Correcting the record, the Renewable Fuels Association released the following statement:
“Once again, corporate livestock interests are seeking to return to the days they bought corn under the price of production for the American farmer. Such practices resulted in farmers getting more income from the government than they could from the marketplace, while corporate livestock industries prospered.
“America’s commitment to ethanol and other renewable fuels has brought hundreds of thousands of jobs and increased economic opportunity to rural America like nothing before it. It is providing farmers with a fair market price for their corn, reducing the price American’s pay at the pump, and help tame America’s addiction to oil.

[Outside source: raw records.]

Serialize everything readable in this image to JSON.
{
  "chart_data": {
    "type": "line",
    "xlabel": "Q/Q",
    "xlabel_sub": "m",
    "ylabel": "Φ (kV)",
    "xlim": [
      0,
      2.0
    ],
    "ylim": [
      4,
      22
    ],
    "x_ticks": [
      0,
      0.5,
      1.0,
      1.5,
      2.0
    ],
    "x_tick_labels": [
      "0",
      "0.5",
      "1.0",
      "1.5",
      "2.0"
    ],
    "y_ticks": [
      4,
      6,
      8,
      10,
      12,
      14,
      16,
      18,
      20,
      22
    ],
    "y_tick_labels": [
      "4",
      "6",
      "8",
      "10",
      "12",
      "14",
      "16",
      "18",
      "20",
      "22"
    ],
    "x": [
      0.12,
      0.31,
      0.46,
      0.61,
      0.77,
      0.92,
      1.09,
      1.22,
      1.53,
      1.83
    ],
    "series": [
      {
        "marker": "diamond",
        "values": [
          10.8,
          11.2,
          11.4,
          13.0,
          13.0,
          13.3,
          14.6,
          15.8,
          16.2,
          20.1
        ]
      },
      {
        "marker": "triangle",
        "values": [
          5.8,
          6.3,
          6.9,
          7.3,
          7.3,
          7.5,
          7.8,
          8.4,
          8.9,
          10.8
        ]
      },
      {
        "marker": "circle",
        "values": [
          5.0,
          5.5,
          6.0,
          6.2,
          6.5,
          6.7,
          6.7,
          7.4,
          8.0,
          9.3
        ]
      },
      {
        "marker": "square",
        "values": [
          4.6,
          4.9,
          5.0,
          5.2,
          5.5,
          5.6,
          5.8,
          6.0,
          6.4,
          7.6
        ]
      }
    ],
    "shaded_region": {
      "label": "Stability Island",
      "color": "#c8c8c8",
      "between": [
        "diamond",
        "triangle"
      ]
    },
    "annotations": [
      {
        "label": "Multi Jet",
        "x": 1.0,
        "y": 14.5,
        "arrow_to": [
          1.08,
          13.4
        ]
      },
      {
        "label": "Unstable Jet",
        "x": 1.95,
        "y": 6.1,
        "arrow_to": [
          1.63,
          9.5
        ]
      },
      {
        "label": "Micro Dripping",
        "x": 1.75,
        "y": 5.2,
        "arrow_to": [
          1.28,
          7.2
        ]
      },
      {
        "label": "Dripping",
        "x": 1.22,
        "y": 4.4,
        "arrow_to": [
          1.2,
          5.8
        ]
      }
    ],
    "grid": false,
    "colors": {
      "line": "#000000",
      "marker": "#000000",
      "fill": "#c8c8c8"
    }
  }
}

“Ethanol is not the major driving force behind corn prices, whether they are rising or falling. Oil prices, speculation, weather, and a host of other factors have far more to do with the price of corn than ethanol production. Consider that since the peak of corn prices in 2008, oil prices have fallen by half and speculation in grain markets has eased considerably. As a result, corn prices have moderated to a more sustainable level given the increase in oil prices from pre-RFS days.
“American farmers have repeatedly shown the capability to produce enough corn to meet all needs and still have bushels left over at the end of the year. To continue blaming ethanol for corn prices after such arguments have been roundly refuted is beyond misleading."